While renegotiating a management contract before Sept. 11, "I probably wasn't as flexible as I should have been. As a result, we lost that contract. In being honest with myself, in retrospect I should have been a little more flexible than I was."

• What I worry about most is: "Sales and marketing. We never know exactly which marketing programs, what sales programs, which programs may be the most effective. ... It's sometimes very difficult to measure the effectiveness of any single program and we may be devoting considerable human and financial resources to the tune of many millions of dollars a year. Certain other disciplines, such as accounting, are much more black and white. You're either wrong or you're right and you know it right then and there. In the sales and marketing discipline, there's a whole lot of gray."

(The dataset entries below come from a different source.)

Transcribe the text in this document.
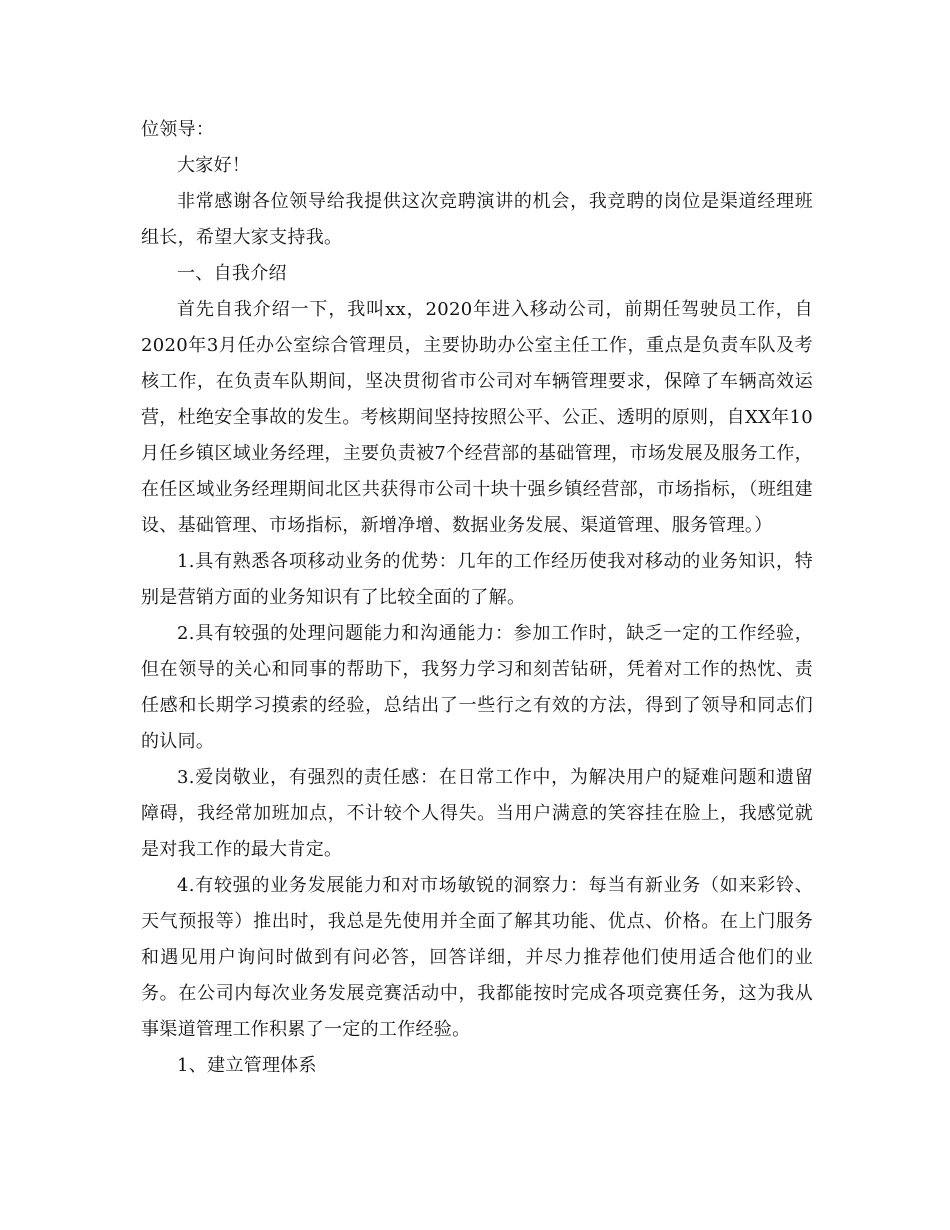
位领导：

大家好！

非常感谢各位领导给我提供这次竞聘演讲的机会，我竞聘的岗位是渠道经理班组长，希望大家支持我。

一、自我介绍

首先自我介绍一下，我叫xx，2020年进入移动公司，前期任驾驶员工作，自2020年3月任办公室综合管理员，主要协助办公室主任工作，重点是负责车队及考核工作，在负责车队期间，坚决贯彻省市公司对车辆管理要求，保障了车辆高效运营，杜绝安全事故的发生。考核期间坚持按照公平、公正、透明的原则，自XX年10月任乡镇区域业务经理，主要负责被7个经营部的基础管理，市场发展及服务工作，在任区域业务经理期间北区共获得市公司十块十强乡镇经营部，市场指标，（班组建设、基础管理、市场指标，新增净增、数据业务发展、渠道管理、服务管理。）

1.具有熟悉各项移动业务的优势：几年的工作经历使我对移动的业务知识，特别是营销方面的业务知识有了比较全面的了解。

2.具有较强的处理问题能力和沟通能力：参加工作时，缺乏一定的工作经验，但在领导的关心和同事的帮助下，我努力学习和刻苦钻研，凭着对工作的热忱、责任感和长期学习摸索的经验，总结出了一些行之有效的方法，得到了领导和同志们的认同。

3.爱岗敬业，有强烈的责任感：在日常工作中，为解决用户的疑难问题和遗留障碍，我经常加班加点，不计较个人得失。当用户满意的笑容挂在脸上，我感觉就是对我工作的最大肯定。

4.有较强的业务发展能力和对市场敏锐的洞察力：每当有新业务（如来彩铃、天气预报等）推出时，我总是先使用并全面了解其功能、优点、价格。在上门服务和遇见用户询问时做到有问必答，回答详细，并尽力推荐他们使用适合他们的业务。在公司内每次业务发展竞赛活动中，我都能按时完成各项竞赛任务，这为我从事渠道管理工作积累了一定的工作经验。

1、建立管理体系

• Most difficult challenge: "A full recovery following 9/11. It ties in very closely with sales and marketing. ... Internet sales have been increasing quite significantly and now make up 10 percent of total sales. Just a few years ago, it didn't even measure on the radar. The growth we've experienced over the last three years has been 200 to 300-plus percent annual growth. Will we continue to see that over the next couple of years? Maybe. But one would think that it can't continue with that growth indefinitely."

• Leadership tip: "As a company, and especially, as a service company in the hospitality industry, all one has when you boil it down is your reputation as both a company and as a person. What's important then is to always keep that in mind. Although there may be opportunities for some short-term gain, if it comes at the expense of potential long-term effect on one's integrity and one's reputation, it's never worth it."

• • •

Taking on... Responding to 9/11

After 9/11, Aston officials renegotiated about a dozen property management contracts. Under normal circumstances, Bloom said, "it's not unusual to enter into the discussions with some trepidation. But after 9/11 there was a higher level of sensitivity and concern."

"We placed ourselves in our clients' shoes and arrived at several alternative solutions that we felt would work for them. We entered the dialogue with an open mind and communicated honestly and had everything out on the table. To be quite frank, we had to practice a fair amount of patience as well. ... It was all successfully executed because we had a strong foundation with our clients to begin with. Whenever there's a challenge, it's always helpful to have a strong foundation."